SAN FRANCISCO--Recently at the Intel Developer Forum (IDF), EE Times had the opportunity to sit down one to one with Intel’s executive vice president, David (Dadi) Perlmutter, general manager of the firm’s architecture group.
Perlmutter was particularly excited about Intel’s upcoming fourth generation core processor--Haswell-- which has already made significant strides in terms of balancing high performance with much lower power than previous generations.
With that in mind, we asked Perlmutter whether he believed Haswell to be a viable platform for tablets, given requirements for fanless design and all-day battery life.
His answer? “Yes, absolutely,” though Perlmutter qualified this with a clarification, noting that by “tablet” he also meant detachable and convertible PCs.
A Haswell tablet’s performance would require a slightly bigger battery, making it heavier, thicker and more expensive, while fanless cooling would also remain a challenge, but the idea is certainly not beyond the realm of possibility, said the executive VP.
“If you really want high performance, you have to be willing to compromise in areas like TDP,” explained Perlmutter, noting that such a tablet could go fanless if the platform operated in the 3 to 4 W range, something that probably won't occur until at least the generation after Haswell.
While it’s perhaps a theoretical possibility to get down to that level of thermal envelope, Perlmutter doesn’t think it should be treated as a holy grail.
“There’s no sweet spot. There are multiple optimizations for different usages,” he said.
Meanwhile, as Intel gears up to push Haswell into unfamiliar low power territory in tablets and convertibles, the firm is also pushing the limits on the other end of the scale, with its Atom microprocessor.
The firm is looking to leverage its ultra-low power chip in the microserver space, previously the domain of Intel's much larger Xeon processor family.
“We’re going to launch Atom into the space,” said Perlmutter, saying the move would happen “later this year.”

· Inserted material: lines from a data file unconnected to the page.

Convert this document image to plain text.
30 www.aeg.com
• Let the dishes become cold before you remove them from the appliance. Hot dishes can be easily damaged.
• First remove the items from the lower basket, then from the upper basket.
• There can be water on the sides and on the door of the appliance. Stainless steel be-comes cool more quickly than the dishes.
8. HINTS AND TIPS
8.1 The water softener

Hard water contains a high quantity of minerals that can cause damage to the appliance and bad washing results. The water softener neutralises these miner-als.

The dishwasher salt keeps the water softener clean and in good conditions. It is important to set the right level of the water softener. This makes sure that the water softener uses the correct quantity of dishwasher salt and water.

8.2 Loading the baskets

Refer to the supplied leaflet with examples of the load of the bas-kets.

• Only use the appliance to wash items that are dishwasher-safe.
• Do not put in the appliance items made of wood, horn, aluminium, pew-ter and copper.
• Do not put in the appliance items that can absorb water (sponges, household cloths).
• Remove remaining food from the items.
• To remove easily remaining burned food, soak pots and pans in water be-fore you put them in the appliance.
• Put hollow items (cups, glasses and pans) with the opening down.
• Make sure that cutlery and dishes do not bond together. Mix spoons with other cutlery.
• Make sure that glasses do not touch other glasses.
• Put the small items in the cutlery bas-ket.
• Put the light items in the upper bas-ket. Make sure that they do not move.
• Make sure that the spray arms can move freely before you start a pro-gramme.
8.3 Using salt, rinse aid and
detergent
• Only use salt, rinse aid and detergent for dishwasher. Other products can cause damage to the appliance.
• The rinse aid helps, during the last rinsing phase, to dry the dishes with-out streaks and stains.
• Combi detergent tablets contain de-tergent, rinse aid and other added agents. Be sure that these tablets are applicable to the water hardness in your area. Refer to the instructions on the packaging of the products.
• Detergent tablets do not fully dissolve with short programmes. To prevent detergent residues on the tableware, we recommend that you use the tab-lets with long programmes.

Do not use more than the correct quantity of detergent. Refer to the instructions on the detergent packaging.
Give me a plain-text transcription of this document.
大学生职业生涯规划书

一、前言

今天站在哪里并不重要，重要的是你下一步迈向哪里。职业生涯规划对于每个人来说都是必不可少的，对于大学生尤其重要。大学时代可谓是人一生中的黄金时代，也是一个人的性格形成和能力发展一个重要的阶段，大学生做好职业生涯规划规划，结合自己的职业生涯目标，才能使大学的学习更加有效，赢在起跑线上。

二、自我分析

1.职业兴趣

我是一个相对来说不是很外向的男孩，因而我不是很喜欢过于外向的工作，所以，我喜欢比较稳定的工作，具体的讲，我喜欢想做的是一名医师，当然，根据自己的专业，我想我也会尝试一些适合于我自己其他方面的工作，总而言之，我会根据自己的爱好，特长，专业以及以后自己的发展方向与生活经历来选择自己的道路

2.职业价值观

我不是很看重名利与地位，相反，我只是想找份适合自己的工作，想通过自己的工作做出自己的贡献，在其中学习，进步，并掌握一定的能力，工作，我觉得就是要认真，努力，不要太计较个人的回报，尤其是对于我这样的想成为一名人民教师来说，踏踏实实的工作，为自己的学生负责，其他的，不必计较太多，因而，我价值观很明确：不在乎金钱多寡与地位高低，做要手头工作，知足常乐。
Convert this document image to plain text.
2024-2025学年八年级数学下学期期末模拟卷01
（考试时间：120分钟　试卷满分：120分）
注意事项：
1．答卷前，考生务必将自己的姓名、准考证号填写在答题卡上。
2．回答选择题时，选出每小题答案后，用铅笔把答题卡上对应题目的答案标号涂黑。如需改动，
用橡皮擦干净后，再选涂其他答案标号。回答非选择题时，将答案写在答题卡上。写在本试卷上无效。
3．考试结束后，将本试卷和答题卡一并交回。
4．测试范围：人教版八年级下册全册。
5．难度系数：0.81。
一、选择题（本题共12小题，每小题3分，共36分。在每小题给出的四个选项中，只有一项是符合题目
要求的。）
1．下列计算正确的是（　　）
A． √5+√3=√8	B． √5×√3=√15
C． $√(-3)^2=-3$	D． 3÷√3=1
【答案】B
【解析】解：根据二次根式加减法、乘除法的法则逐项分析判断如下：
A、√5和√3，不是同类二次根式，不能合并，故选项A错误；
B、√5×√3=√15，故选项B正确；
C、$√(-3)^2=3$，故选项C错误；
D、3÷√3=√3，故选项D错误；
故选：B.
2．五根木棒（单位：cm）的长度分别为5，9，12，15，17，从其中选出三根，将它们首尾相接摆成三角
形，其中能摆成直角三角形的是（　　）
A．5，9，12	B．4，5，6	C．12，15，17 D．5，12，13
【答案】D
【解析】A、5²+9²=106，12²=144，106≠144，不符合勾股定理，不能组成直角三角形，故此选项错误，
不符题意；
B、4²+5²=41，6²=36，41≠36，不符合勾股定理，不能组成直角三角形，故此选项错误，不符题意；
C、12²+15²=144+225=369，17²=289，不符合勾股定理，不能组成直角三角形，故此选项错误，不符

Since Atom is so low powered compared to its approximately 17W Xeon counterparts, it would of course put out less performance, but Perlmutter noted that the big advantage was the consistency in software, allowing Intel’s customers to scale their offerings up or down while running exactly the same software stack.
“You will still apply the same building blocks, fabric and connectivity, making it easier for people to switch back and forth depending on their needs,” said Perlmutter, adding that it was all about building a variety of solutions that were consistent.